Measurement of cost and outcome: fixed within the HTA-SADD and MRC-DOMINO protocols.
Project timetable: 22 month project. 1m set up; 1-8m phase 1; 9-14m phase 2; 9-19m phase 3; 9-19m phase 4; 15-22m
phase 5; 20-22 report preparation.
Recently, instruments have been developed that can measure quality of life in dementia. This means we can find out if treatments improve or impair the overall life quality of those to whom they are given. However these instruments are too long to be used in economic evaluations and we have little information on how people value states of health in dementia. The ways that have been developed for the population as a whole do not work well in dementia. This is due to the inherent impairments in dementia of recall, time perception, insight and expressive and receptive communication. Taken together this means there is a need to develop a new method to enable the effective economic analysis of drug and non-drug interventions for dementia. In practical terms, the unsatisfactory nature of the current evidence base has been clearly illustrated by the major difficulties presented to the National Institute for Health and Clinical Excellence (NICE) in generating their recent Technology Appraisal Guidance (TAG111).

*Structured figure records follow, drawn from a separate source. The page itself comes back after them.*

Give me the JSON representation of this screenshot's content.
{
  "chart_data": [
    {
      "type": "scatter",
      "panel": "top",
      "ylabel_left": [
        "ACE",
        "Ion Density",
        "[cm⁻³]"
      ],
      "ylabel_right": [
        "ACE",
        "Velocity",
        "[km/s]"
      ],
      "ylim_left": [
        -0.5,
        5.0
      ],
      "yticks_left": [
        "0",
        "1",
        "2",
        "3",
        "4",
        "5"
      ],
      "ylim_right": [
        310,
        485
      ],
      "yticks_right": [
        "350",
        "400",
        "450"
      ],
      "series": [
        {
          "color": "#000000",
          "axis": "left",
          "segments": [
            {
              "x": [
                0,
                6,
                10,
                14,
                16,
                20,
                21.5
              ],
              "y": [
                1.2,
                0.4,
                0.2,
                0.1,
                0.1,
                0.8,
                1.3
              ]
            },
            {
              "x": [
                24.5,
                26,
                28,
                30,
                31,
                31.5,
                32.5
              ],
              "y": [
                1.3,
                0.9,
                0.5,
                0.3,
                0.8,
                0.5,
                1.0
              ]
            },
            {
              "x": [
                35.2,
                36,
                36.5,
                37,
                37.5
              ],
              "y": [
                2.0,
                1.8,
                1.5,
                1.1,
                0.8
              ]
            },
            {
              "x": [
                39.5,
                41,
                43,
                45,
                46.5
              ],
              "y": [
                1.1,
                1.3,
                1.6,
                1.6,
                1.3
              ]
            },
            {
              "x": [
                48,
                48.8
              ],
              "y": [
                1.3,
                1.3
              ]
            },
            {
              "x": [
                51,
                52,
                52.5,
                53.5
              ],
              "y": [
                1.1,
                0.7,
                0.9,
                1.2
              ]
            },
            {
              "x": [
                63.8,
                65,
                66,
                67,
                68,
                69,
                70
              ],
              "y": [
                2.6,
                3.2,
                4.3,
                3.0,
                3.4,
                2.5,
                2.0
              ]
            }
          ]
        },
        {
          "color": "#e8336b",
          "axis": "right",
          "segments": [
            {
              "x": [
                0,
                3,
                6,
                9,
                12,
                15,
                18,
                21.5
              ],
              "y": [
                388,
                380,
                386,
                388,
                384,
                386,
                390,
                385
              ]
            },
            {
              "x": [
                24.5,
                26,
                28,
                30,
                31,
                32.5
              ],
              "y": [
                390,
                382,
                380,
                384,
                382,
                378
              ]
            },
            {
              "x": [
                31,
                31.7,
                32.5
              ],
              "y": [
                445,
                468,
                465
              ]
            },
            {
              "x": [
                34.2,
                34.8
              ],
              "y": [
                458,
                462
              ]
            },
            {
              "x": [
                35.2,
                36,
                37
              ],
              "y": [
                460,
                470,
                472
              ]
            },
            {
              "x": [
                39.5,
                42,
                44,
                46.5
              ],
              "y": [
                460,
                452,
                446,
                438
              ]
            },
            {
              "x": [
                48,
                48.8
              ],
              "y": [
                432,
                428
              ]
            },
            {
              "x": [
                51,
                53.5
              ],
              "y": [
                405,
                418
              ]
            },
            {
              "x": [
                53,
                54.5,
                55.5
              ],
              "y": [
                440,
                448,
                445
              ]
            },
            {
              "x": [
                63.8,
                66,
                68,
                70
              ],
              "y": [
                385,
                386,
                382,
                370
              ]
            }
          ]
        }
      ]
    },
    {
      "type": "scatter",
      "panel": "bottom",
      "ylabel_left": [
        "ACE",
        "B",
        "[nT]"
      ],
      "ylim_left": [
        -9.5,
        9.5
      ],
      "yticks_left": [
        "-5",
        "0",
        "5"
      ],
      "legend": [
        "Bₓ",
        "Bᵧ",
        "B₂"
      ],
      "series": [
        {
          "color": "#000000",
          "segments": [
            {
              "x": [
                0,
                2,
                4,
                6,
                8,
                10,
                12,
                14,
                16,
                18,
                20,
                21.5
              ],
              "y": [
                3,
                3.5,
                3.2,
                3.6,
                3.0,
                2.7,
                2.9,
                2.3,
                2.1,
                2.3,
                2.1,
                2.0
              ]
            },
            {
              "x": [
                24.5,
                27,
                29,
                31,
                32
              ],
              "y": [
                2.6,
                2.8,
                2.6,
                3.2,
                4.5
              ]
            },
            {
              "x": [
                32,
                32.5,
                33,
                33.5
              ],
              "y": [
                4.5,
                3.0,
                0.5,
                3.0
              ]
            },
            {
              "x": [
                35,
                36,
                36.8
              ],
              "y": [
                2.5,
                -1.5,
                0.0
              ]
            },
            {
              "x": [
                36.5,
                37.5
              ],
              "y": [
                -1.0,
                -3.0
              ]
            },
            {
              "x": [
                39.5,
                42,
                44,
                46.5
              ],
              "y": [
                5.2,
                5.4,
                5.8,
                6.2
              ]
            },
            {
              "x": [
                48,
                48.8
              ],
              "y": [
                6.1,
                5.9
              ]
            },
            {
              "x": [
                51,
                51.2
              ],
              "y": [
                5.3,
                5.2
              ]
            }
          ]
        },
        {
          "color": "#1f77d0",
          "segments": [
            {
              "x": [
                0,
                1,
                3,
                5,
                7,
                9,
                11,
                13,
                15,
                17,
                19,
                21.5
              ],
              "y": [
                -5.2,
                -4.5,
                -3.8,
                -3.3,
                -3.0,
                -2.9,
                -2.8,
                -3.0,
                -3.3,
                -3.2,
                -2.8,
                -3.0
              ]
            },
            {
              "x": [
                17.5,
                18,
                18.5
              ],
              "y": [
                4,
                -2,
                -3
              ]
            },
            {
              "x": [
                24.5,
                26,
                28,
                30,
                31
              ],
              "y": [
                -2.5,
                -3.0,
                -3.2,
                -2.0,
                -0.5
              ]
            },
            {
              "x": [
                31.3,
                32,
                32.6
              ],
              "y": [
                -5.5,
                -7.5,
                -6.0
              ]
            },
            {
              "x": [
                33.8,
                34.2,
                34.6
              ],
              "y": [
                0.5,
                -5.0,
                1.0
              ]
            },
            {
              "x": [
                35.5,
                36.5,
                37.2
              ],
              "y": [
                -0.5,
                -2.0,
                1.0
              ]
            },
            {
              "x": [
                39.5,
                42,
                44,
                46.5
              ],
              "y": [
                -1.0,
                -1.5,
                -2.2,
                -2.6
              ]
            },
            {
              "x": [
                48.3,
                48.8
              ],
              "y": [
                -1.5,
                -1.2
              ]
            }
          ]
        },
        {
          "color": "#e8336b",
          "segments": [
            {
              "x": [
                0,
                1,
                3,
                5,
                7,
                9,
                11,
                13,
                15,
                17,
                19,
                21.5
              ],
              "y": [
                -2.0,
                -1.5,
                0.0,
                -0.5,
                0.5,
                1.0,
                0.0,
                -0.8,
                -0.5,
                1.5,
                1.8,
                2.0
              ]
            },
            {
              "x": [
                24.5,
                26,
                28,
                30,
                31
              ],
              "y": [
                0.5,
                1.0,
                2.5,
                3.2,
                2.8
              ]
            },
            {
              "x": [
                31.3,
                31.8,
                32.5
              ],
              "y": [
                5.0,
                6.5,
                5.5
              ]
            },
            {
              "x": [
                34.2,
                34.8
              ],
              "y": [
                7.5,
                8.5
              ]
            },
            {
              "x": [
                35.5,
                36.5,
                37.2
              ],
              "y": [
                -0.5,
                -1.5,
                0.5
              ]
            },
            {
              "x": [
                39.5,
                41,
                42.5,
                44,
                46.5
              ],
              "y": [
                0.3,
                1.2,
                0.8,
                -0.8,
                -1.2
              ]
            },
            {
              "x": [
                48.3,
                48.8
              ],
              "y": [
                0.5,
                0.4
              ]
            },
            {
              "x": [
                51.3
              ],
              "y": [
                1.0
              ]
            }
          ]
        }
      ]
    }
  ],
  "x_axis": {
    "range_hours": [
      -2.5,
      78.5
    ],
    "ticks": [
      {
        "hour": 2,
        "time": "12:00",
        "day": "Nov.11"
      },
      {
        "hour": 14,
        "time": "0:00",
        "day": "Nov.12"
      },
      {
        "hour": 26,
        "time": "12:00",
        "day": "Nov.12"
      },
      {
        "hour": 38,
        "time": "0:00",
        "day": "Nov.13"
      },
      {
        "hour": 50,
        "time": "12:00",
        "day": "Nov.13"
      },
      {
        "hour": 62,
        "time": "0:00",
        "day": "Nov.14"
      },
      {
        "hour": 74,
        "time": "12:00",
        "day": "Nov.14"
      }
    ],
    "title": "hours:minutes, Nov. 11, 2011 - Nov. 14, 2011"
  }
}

We propose to generate from our existing long quality of life measures (DEMQOL and DEMQOL-Proxy) two new brief measures to be known as DEMQOL-nD and DEMQOL-Proxy-nD (where n is the number of items in the shortened measure). We will then generate values for different health states from the general population and patient/carer viewpoints. Finally we will test these using data from treatment trials that are underway. The work will be divided between analysis of existing datasets and new interviews with a general population sample drawn from Sheffield and a patient/carer sample from south London. The patient/carer sample will be drawn from clinical contacts by researchers very skilled in such interviews. Full written informed consent will be obtained from all participants, no people with dementia without capacity will be included since they would not be able to complete the interview needed to generate the values. The research costs are made up of: the time of skilled economist, psychometrician and statistician time for the design and analytic elements; the costs of the population survey; and the needs for skilled trained research workers to engage with people with dementia and their carers in the interview phase.